The branding of the members was reportedly just a small part of the abuse the sisterhood, referred to as Dominus Obsequious Sororium (DOS), experienced in the years leading up to the revelation. Sarah Edmondson, an Actress featured heavily in The Vow and who had been a member since 2005 and onetime leader of the Vancouver center, was just one of many women (and male) members to leave the group as the abuse began to become more rampant and NXIVM went down an even darker path.
Several Members, Including Allison Mack, Were Arrested In 2018 For Their Role In The Group's Alleged Sex Trafficking Operation
Less than a year after the New York Times article exposed NXIVM and its DOS program, Allison Mack, Keith Raniere, Nancy Salzman, and other high-ranking members of the organization were all arrested and charged with a number of felonies, including racketeering, racketeering conspiracy, extortion, forced labor, and other charges related to an alleged sex trafficking operation, according to CNN. Prosecutors argued that Mack, Raniere, and Salzman actively recruited women from across the country to join the group, and were called "slaves" until they could recruit additional members, at which time they would become "masters."

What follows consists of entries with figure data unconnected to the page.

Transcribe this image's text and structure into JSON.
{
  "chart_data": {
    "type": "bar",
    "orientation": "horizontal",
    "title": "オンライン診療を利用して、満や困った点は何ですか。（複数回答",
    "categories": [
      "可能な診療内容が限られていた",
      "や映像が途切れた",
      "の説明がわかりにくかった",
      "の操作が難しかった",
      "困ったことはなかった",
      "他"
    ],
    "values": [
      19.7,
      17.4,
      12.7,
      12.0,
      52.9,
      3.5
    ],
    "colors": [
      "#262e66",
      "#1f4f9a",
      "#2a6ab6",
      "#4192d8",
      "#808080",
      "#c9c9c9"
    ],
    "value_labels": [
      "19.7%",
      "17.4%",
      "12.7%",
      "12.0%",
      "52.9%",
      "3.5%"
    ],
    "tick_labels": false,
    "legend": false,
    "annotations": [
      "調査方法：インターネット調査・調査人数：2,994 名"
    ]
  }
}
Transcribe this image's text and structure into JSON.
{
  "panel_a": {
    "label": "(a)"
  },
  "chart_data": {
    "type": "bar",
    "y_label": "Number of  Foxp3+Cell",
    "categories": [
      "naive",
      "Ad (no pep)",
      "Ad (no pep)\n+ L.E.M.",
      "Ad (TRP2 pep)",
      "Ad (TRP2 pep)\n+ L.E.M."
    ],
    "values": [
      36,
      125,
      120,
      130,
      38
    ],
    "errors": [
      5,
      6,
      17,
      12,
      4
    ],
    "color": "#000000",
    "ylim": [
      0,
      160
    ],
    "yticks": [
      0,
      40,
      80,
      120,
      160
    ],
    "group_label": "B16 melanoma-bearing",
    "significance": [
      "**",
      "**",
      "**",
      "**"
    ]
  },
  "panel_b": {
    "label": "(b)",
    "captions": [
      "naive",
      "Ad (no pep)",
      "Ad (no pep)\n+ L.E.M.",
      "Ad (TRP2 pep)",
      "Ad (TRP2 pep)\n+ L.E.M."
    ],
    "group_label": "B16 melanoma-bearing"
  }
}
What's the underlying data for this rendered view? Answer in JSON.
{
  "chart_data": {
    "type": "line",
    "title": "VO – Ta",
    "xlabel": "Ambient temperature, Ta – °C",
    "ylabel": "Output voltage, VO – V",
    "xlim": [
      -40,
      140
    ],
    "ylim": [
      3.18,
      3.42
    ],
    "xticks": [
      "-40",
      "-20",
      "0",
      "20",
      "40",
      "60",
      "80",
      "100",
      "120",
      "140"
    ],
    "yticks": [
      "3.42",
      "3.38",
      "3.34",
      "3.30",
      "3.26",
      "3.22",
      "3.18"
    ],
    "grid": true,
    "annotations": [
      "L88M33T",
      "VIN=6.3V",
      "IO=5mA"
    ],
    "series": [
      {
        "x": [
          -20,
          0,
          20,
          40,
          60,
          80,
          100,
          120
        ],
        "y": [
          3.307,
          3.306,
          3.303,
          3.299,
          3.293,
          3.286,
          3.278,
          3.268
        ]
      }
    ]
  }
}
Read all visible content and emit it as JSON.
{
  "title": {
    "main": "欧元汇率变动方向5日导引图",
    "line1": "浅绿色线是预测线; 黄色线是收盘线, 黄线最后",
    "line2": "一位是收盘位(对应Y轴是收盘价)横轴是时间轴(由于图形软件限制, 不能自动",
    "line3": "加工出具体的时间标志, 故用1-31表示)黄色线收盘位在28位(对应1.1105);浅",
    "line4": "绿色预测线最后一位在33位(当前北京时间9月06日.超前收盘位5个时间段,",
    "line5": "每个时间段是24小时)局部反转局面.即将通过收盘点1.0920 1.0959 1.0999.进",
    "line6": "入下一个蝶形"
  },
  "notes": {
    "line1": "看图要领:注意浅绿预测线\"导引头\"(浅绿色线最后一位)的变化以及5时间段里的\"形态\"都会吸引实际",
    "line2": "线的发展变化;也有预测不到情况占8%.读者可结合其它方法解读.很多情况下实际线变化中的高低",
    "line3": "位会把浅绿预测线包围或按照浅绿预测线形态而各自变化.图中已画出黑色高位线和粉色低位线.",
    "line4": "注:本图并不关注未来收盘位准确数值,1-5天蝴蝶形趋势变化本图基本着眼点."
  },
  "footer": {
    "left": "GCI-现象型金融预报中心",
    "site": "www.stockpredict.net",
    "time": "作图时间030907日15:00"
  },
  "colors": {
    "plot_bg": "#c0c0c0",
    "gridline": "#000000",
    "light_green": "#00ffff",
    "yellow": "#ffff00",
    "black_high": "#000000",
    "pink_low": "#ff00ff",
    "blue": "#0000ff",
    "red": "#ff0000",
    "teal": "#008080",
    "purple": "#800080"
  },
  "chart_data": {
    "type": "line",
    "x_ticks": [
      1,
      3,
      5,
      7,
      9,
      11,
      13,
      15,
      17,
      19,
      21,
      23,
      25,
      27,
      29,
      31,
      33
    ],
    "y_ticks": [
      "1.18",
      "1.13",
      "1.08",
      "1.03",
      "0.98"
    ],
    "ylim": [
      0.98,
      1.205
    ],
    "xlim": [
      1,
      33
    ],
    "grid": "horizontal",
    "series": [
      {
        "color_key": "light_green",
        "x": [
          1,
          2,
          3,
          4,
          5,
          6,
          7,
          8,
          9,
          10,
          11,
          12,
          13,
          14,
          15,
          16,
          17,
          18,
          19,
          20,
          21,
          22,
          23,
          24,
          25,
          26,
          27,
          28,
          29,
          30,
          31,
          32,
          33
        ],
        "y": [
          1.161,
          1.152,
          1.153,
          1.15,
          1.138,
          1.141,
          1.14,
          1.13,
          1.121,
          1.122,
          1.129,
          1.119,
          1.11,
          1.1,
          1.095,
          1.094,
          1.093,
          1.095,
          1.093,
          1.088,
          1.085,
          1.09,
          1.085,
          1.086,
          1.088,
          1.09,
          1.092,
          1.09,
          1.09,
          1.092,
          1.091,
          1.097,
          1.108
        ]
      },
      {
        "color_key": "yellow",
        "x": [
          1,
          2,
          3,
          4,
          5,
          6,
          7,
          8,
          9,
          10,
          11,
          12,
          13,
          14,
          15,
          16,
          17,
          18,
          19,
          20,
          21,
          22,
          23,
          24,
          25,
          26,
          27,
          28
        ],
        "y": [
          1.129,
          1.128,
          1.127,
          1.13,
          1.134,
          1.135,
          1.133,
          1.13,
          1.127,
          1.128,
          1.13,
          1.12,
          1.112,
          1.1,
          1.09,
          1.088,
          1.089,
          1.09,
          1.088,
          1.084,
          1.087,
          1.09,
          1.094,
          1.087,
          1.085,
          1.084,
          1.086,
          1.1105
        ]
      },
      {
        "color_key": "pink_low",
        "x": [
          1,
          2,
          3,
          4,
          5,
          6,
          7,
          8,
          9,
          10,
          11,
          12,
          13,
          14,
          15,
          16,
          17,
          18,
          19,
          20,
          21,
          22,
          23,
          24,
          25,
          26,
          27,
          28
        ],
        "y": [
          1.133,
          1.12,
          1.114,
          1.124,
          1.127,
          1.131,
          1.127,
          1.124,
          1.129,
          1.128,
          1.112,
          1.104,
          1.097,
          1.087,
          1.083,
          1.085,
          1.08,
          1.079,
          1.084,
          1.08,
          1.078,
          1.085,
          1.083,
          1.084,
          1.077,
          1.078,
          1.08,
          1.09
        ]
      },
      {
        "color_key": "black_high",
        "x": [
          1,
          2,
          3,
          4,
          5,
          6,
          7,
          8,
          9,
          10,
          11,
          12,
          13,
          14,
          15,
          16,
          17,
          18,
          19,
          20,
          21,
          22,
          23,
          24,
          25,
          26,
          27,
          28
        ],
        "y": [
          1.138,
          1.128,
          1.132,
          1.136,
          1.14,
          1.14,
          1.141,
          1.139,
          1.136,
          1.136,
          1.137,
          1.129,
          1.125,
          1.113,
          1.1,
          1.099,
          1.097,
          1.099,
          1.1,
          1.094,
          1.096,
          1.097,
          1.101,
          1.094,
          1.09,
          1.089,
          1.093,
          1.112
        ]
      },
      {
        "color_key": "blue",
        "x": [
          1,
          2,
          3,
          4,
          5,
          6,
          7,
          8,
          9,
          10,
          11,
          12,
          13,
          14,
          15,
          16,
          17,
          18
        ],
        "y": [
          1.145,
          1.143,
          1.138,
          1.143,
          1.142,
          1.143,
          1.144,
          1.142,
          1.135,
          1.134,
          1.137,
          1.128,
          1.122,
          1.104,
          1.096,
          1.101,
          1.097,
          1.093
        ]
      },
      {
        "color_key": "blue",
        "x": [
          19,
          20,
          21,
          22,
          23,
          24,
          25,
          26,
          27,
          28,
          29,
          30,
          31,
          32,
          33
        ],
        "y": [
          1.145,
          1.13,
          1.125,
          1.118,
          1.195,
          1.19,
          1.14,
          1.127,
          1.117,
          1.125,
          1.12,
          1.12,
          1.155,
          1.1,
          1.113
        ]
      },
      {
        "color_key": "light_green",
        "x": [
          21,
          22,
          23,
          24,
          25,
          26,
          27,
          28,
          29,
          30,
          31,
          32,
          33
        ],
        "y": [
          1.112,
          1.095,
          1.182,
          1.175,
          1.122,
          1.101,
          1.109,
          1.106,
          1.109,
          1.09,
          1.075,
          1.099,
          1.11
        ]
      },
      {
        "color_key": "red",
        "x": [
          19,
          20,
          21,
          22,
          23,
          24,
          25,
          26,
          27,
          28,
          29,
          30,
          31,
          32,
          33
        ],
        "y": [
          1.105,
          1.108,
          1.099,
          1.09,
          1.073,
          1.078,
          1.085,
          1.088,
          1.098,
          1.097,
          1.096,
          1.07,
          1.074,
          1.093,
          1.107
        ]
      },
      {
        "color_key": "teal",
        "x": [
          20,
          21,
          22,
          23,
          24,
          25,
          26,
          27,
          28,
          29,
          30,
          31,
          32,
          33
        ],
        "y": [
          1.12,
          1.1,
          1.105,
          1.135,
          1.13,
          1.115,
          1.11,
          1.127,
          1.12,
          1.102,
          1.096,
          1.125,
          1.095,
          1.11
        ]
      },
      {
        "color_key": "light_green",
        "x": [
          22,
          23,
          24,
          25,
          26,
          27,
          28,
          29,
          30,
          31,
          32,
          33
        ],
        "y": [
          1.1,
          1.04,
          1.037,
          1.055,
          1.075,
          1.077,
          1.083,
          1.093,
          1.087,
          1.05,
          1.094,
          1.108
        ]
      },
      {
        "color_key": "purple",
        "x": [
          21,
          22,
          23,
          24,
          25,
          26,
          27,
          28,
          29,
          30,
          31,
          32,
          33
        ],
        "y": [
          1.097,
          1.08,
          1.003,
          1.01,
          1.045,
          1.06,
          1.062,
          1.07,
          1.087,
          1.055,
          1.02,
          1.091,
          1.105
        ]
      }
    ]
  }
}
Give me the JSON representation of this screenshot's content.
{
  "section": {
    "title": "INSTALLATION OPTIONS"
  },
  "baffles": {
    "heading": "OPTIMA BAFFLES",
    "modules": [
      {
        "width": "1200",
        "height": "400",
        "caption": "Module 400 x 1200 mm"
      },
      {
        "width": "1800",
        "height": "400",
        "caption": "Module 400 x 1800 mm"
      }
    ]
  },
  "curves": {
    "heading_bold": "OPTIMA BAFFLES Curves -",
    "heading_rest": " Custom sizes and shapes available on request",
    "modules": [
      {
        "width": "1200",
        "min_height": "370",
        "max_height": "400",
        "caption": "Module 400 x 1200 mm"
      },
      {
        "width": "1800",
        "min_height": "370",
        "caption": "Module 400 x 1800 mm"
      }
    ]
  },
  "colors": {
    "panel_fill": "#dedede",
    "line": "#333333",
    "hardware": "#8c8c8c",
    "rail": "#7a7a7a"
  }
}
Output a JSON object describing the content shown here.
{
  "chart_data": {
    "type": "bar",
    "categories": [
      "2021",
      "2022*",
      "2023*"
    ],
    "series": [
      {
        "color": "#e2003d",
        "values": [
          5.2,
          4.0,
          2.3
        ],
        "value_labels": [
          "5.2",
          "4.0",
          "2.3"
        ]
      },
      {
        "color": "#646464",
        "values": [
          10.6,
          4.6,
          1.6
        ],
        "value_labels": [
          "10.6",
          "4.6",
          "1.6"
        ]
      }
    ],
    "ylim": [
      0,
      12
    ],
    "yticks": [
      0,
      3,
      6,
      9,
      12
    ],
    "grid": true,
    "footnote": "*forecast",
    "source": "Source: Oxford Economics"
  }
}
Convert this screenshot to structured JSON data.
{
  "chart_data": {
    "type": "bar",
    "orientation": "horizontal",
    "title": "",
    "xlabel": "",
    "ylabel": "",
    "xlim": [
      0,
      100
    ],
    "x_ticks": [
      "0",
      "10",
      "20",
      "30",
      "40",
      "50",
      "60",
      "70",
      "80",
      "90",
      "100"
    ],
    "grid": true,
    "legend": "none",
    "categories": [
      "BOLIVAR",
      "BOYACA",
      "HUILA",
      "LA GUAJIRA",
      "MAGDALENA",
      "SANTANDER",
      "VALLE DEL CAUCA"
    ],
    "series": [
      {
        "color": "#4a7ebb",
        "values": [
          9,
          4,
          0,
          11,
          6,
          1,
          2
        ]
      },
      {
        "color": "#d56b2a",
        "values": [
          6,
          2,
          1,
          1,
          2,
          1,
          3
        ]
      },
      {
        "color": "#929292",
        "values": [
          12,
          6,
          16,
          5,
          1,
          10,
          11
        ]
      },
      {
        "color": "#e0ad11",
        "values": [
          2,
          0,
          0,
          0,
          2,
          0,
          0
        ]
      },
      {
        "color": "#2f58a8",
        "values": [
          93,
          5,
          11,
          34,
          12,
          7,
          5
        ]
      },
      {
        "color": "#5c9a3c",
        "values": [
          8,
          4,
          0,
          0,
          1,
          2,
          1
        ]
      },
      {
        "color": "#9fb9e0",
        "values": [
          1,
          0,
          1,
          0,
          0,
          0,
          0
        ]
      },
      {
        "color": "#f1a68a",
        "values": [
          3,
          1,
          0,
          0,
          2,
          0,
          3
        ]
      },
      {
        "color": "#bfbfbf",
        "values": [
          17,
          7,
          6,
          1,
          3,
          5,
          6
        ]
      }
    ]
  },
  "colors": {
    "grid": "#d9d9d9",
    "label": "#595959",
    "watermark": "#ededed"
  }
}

The former Smallville star would eventually plead guilty to the racketeering and racketeering conspiracy charges in 2019 when she admitted that her role in the extortion and forced labor carried out by NXIVM. According to the Albany Times Union, Keith Raniere went to trial in May 2019 and was found guilty a month later on all of the charges, including the sexual exploitation of a child, sex trafficking, identity theft, forced labor, and various other counts related to the group's operations. He is currently awaiting sentencing. Salzman also pleaded guilty to racketeering criminal conspiracy in March 2019.
The Vow Docuseries Footage Originally Started As A Form Of Self-Protection For Former Members
The story of NXIVM, its victims, and the high-ranking members who carried out the abuses over the years will be told over the course of the nine-episode The Vow which has already premiered on HBO. But the original idea for the docuseries originally started out fairly small as former member Sarah Edmondson told RollingStone in August 2020:
At the beginning, we wanted to document what we were doing, because we were certain Clare [Bronfman] was going to sue us, and we wanted to have everything on tape. It was self-protective. And then it morphed into, 'Wow, this is crazy, we need to document this.'
Mark Vicente, a filmmaker who was an early star of NXIVM, starts out the first episode of The Vow basically saying the same thing and that he was going forward with the production so that the world could see what was going on behind the scenes. The documentary series is essentially Vicente and Sarah Edmondson coming to terms with the roles they played in the abuse and how they need to rectify their actions.
New episodes of The Vow air at 9 p.m. EDT on HBO and its various streaming services.